The block locking assembly includes a plurality of tubular members retained
in a block housing, the tubular members being coupled to a source of
pressurized fluid; and a ball-detent system retained by each tubular
member. The ball-detent system is identical to that previously described,
and thus includes a tubular member having an open center and at least two
openings in the surface of the tubular member; and a shaft received in the
open center. The shaft has at least two recessed surfaces formed in
opposite faces. Each recessed surface supports at least one ball sized to
be received in the openings defined by the tubular member. A portion of
each ball contacts a portion of the shaft and the housing when received in
the openings, whereby the locking assembly couples the carriage assembly
to the housing when the balls are forced off the recessed surfaces and
into the openings defined by the tubular member. This action causes each
ball to become wedged between the shaft and the housing.
Lastly, the flexi-rail assembly includes a foot supported by an anchored
leg carried by the flexi-rail assembly. The foot keeps the leg level
during inspection and repair of the steam generator.
BRIEF DESCRIPTION OF THE DRAWINGS
The features and inventive aspects of the present invention will become
more apparent upon reading the following detailed description, claims and
drawings, of which the following is a brief description:
FIG. 1 is an illustration of a flexi-rail assembly formed according to the
invention, wherein the flexi-rail assembly is shown installed on a stay
cylinder and supporting a manipulator arm for inspecting a steam generator
of a nuclear power plant.
FIG. 2 is a detailed view of a portion of an inner circumference of the
flex-rail assembly of FIG. 1.
FIG. 3 is a bottom view of the flexi-rail portion of the flexi-rail
assembly shown in FIG. 2.
FIG. 4 is a detailed view of a portion of an outer circumference of the
flexi-rail assembly of FIG. 1, showing the carriage assembly supporting
the anchor plate.
FIG. 5 is a elevational view of the flexi-rail assembly shown in FIG. 1,
wherein the carriage assembly is shown supporting a mounting plate.
FIG. 6 is a detailed view of the flexi-rail assembly of FIG. 2, showing the
fluid connector coupled to the lower plate.
FIG. 7 is a sectional view of the flexi-rail assembly of FIG. 6, showing a
portion of the rear wall surface removed.
FIG. 8 is a sectional view of the flexi-rail assembly of FIG. 2, showing
the cylinder and tube lock assembly.
FIG. 9 is a perspective view of the foot assembly that is coupled to the
leg for keeping the leg straight during a S/G inspection.
DESCRIPTION OF THE PREFERRED EMBODIMENT
FIG. 1 shows a flexi-rail assembly 10 formed in accordance with the
teachings of the present invention.

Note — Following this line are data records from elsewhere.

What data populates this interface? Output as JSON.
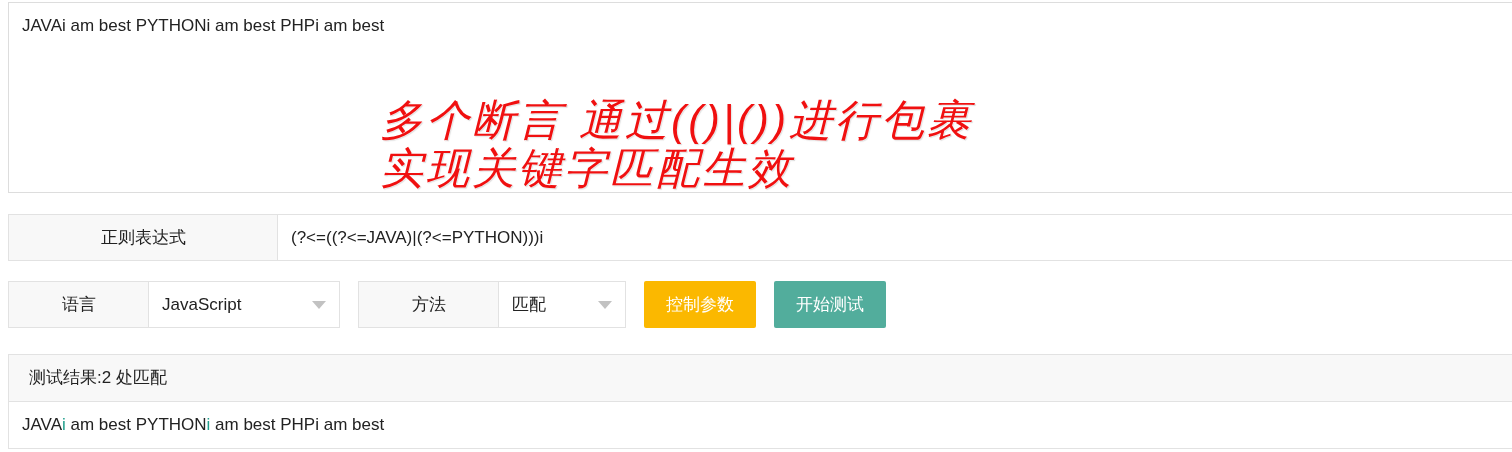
{
  "source_text": {
    "value": "JAVAi am best PYTHONi am best PHPi am best"
  },
  "annotation": {
    "lines": [
      "多个断言 通过(()|())进行包裹",
      "实现关键字匹配生效"
    ]
  },
  "regex": {
    "label": "正则表达式",
    "value": "(?<=((?<=JAVA)|(?<=PYTHON)))i"
  },
  "options": [
    {
      "label": "语言",
      "value": "JavaScript"
    },
    {
      "label": "方法",
      "value": "匹配"
    }
  ],
  "buttons": [
    {
      "label": "控制参数",
      "kind": "warning"
    },
    {
      "label": "开始测试",
      "kind": "success"
    }
  ],
  "result": {
    "title": "测试结果:2 处匹配",
    "segments": [
      {
        "text": "JAVA",
        "match": false
      },
      {
        "text": "i",
        "match": true
      },
      {
        "text": " am best PYTHON",
        "match": false
      },
      {
        "text": "i",
        "match": true
      },
      {
        "text": " am best PHPi am best",
        "match": false
      }
    ]
  }
}
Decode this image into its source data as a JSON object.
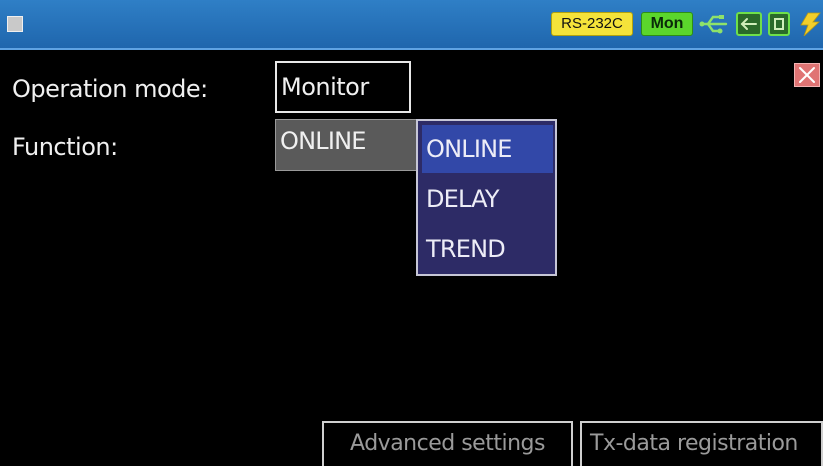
{
  "status_bar": {
    "interface_badge": "RS-232C",
    "mode_badge": "Mon",
    "icons": [
      "menu-icon",
      "usb-icon",
      "lan-icon",
      "sd-card-icon",
      "power-icon"
    ],
    "colors": {
      "bar": "#2470b8",
      "interface_badge": "#f5e33a",
      "mode_badge": "#5bd62c",
      "status_icon": "#6ee04a"
    }
  },
  "form": {
    "operation_mode": {
      "label": "Operation mode:",
      "value": "Monitor"
    },
    "function": {
      "label": "Function:",
      "value": "ONLINE"
    }
  },
  "dropdown": {
    "options": [
      "ONLINE",
      "DELAY",
      "TREND"
    ],
    "selected": "ONLINE",
    "colors": {
      "background": "#2d2b66",
      "highlight": "#3248a8"
    }
  },
  "close_button": {
    "icon": "close-icon",
    "color": "#e07474"
  },
  "footer": {
    "advanced_settings": "Advanced settings",
    "tx_data_registration": "Tx-data registration"
  }
}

The elements of this invention include
several common features. It will be understood that common reference
numerals are used to describe common features of the invention.
The flexi-rail assembly 10 is fabricated using aluminum primarily with some
stainless steel structural components. It will be appreciated that other
materials having similar mechanical and corrosion resistant properties may
be used. The flexi-rail assembly 10 supports a robot arm manipulator 140
used during inspection and repair of a steam generator (S/G) of a nuclear
power plant. The flexi-rail assembly 10 includes a flexi-rail 12 and a
carriage assembly 14.
As illustrated in FIGS. 2 and 5, the flexi-rail 12 includes a housing 16
and a tube sheet locking assembly 18. The housing 16 is an enclosed
rectangularly shaped structure including a top surface 32, a front surface
34 (FIG. 4), a rear surface 36, a bottom surface 38, and side walls 33. In
the embodiment shown, the housing 16 is formed having a slight curvature,
wherein the curvature is sized to permit the housing 16 to rest flush
against a stay cylinder 148 (FIG. 1) onto which the housing 16 is mounted.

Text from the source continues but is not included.